61-year-old Susan Braig from Altadena is a cancer survivor who takes old pharmaceutical pills and tablets and mounts them on costume jewelry to create colorful necklaces, pendants, earrings and tiaras. She then sells them to help pay off her medical debt.
Susan Braig was diagnosed with breast cancer in 2004. “I bought my first round of medicine and it cost $500 out of my own pocket," she said. "I looked at the drugstore receipt and then at the little pills and wondered if they were precious gems."
But the idea for pill jewelry didn’t came until 2007 when Braig participated in a medical-themed art exhibition and performance event organized by the NewTown Pasadena Foundation. She decided to create a mock Tiffany & Co. jewelry advertisement for the exhibition with different medications in place of diamonds, rubies and emeralds, but ended up constructing an actual princess' tiara encrusted with her leftover cancer meds, along with several other pieces. The show-goers' response prompted Braig to launch the line she now calls Designer Drug Jewelry.

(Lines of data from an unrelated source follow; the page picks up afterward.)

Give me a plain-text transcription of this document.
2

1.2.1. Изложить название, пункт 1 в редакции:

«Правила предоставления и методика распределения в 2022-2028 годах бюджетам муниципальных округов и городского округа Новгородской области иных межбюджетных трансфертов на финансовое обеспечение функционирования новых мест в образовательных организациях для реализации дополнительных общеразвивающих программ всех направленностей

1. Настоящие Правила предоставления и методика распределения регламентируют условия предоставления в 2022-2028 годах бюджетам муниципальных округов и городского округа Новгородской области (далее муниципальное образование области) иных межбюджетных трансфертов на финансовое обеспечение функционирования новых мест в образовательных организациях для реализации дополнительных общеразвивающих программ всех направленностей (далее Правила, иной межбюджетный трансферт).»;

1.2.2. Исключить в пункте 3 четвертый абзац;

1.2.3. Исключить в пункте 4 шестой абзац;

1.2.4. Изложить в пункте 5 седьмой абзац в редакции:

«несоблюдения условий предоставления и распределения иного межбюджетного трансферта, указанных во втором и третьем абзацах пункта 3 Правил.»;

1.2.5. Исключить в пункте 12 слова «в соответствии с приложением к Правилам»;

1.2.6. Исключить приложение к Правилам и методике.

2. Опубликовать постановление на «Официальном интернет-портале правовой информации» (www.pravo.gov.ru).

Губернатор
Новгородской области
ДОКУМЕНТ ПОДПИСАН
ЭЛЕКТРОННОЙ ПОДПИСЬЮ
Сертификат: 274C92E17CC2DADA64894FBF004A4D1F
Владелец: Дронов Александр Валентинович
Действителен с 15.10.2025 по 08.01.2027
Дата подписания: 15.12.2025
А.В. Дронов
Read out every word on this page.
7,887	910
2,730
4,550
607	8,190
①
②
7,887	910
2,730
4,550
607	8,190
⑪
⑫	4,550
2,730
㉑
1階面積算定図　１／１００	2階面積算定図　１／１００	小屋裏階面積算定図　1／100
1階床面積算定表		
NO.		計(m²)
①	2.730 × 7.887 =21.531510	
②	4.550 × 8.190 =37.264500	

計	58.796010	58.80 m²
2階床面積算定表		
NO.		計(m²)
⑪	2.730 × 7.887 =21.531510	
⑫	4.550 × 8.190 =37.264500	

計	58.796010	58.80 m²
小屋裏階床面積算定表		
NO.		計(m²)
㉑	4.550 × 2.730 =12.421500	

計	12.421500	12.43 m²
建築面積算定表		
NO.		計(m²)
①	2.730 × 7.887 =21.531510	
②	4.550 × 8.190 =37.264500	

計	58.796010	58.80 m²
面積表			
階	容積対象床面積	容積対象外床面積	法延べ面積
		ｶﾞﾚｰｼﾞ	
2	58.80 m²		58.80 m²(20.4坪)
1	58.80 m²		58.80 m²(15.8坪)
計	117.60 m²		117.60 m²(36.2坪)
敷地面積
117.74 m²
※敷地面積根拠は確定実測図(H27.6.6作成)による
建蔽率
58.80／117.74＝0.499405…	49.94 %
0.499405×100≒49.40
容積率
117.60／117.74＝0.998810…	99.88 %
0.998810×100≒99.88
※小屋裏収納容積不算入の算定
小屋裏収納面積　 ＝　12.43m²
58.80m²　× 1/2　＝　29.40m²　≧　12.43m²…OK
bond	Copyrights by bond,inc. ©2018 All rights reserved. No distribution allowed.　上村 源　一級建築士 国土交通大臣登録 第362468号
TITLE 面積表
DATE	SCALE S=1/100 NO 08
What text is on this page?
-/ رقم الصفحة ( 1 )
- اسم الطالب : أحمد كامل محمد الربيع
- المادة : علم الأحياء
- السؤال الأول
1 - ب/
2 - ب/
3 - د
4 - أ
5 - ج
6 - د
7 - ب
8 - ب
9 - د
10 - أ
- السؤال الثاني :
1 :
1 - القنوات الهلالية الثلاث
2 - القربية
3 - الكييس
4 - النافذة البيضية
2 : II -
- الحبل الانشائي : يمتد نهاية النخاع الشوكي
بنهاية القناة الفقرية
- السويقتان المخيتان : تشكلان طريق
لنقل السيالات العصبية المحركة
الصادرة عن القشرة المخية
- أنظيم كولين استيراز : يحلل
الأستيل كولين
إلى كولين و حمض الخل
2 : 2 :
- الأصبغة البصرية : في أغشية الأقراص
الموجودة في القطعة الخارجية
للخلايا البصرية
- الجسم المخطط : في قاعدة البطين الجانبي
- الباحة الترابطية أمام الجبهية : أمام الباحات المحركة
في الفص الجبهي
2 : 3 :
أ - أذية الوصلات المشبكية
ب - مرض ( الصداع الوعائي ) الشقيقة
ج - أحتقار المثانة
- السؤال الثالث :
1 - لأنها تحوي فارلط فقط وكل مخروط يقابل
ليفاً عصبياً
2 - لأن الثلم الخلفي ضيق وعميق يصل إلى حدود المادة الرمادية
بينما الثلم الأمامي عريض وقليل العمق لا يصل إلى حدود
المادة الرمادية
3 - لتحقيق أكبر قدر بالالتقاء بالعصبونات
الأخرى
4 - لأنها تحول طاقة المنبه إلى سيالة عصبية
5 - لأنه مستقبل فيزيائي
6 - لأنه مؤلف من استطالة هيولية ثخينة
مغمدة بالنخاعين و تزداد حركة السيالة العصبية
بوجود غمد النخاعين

Seven years after beginning treatment, Braig is now cancer-free, but she is still has unpaid medical bills. Braig’s drug jewelry that she creates from her expensive unused cancer-fighting pills and those donated by her friends helps to finance her. Her unique artwork sells from $15 to $150, and one of her most popular pieces is a pendant that features a Viagra pill in the middle.